The underlying logic is simple. Order-backed investments ensure fabs run at high utilization rates and generate healthy returns. Revenues and margins become more stable, as contracts with major tech customers create predictable cash flows. The company avoids the downward spiral of discounting prices to shift oversupply and spares itself the temptation to take on risky projects merely to fill excess capacity.

Geopolitical pressures

Of course, the current investment climate threatens to resurrect old mistakes under a new banner. Governments in the US, EU, and China are channeling billions of dollars in subsidies toward new fab construction to strengthen supply security. But public incentives carry their own risks: the possibility that the flood of new facilities will again outpace demand, sparking the very excesses and price declines they seek to avoid.

These risks are tangible, and the semiconductor cycles remain as punishing as ever. Even surging demands for AI, advanced memory, and automotive chips have their own idiosyncrasies. Much of the industry, including legacy nodes and consumer applications, remains highly exposed to classical supply-and-demand mismatches. And no amount of speculative optimism around the next must-have technology can suspend the iron laws of inventory and price competition.

Overcapacity inflicts more than bruised egos and financial losses. It leaves factories sitting idle after billions of dollars have been expended in construction costs, and those stranded assets weigh down balance sheets for years. Companies, in desperation, may try to salvage investments by cutting prices, undermining profitability and discouraging innovation. Persistent gluts often force layoffs or even the closure of entire plants, destroying expertise and morale. If the cycle persists, even industry leaders can stumble.

Throughout its history, TSMC has largely avoided these pitfalls by resisting the temptation to overbuild. The company’s discipline has not only kept it profitable through more than 15 industry downturns but also allowed it to maintain a technological edge. There is flexibility, too, in not being tied to underused legacy facilities; resources can be targeted at the next generation of chip technologies, rather than sunk into salvage operations.

TSMC’s approach does not mean shying away from ambition, but it avoids the recklessness that has plagued rivals.
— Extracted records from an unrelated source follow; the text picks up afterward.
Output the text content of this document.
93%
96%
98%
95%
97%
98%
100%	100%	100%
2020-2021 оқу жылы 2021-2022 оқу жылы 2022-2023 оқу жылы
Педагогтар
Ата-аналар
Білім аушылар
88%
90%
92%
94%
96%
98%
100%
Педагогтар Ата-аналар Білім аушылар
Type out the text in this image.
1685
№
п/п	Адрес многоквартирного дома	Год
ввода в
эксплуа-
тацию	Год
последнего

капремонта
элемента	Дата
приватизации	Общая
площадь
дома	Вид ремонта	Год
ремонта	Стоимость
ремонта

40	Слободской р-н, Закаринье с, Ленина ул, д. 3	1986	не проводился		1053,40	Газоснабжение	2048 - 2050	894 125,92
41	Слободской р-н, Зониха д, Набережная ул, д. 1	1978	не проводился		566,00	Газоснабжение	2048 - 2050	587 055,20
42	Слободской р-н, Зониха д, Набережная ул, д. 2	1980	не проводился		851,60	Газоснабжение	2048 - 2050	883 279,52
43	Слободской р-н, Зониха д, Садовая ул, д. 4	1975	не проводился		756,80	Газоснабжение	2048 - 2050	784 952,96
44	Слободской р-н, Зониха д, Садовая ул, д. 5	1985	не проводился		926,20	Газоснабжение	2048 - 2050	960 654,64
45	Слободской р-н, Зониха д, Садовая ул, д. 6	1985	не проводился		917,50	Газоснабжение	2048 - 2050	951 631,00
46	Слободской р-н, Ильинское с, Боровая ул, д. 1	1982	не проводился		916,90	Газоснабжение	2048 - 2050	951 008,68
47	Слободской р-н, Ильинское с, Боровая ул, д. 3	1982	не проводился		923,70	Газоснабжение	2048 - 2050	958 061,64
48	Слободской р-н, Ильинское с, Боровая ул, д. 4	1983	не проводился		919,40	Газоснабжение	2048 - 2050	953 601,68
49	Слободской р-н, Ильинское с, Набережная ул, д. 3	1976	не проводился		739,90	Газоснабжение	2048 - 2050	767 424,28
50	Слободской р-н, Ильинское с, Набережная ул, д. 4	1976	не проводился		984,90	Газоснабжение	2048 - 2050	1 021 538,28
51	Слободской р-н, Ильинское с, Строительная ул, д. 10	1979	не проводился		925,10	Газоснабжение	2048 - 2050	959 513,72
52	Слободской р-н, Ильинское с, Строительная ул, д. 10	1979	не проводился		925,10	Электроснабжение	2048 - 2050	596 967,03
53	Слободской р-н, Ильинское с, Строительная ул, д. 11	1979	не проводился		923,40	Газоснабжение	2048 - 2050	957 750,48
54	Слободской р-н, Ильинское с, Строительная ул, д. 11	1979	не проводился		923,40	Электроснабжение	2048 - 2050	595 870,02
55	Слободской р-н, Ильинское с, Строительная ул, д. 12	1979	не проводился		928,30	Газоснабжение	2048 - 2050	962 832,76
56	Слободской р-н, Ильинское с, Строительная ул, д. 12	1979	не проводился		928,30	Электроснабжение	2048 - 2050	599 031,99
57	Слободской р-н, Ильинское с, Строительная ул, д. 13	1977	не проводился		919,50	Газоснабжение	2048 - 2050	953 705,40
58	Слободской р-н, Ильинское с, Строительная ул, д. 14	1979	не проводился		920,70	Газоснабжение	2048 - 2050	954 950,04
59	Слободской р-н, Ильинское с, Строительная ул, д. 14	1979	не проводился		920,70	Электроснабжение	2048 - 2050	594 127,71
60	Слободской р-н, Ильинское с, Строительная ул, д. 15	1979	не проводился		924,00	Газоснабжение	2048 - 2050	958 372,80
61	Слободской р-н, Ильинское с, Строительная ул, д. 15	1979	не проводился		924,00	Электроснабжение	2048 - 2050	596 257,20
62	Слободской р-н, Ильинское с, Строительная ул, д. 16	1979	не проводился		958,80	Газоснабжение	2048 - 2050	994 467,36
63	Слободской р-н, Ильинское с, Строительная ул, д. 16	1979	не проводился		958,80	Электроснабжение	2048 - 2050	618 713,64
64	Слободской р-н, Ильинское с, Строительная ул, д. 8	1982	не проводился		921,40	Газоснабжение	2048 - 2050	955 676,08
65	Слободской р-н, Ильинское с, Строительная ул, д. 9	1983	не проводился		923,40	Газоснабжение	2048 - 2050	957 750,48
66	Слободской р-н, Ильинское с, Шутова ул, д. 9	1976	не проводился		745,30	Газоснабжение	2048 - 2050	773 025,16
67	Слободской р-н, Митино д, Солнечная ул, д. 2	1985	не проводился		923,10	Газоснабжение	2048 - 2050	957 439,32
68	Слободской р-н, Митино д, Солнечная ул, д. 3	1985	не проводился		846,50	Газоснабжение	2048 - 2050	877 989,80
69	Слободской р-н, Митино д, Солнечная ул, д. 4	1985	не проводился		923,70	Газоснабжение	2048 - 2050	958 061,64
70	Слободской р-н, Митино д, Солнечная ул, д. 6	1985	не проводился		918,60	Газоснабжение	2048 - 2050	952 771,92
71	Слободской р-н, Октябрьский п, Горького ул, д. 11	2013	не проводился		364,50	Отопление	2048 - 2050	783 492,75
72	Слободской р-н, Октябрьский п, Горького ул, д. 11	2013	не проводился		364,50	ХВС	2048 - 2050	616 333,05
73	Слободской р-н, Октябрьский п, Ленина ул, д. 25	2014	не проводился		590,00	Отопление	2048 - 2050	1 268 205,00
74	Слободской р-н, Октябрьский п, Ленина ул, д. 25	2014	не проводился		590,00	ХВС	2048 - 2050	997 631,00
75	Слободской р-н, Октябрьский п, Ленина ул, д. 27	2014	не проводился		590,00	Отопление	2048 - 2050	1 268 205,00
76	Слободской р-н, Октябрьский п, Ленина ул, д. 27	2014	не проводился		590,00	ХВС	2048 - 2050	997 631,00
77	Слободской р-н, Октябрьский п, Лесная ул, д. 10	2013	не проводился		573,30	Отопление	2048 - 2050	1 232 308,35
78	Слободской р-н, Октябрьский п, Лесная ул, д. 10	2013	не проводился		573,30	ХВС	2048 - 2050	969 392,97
By aligning expansion with real customer commitments, it maximizes the return on every dollar invested and shields itself from both cyclical excess and sudden slowdowns.

The memo to TSMC is to steer clear of fads, hold fast to customer-driven growth, and let others rediscover the painful lessons of unbridled optimism. The company has built or is expanding fabs in North America and Japan. Anything more than these, at this moment, could prove disastrous down the line.

TechSplicit‘s message to TSMC is simply this: Do not change the recipe, at least, not by much.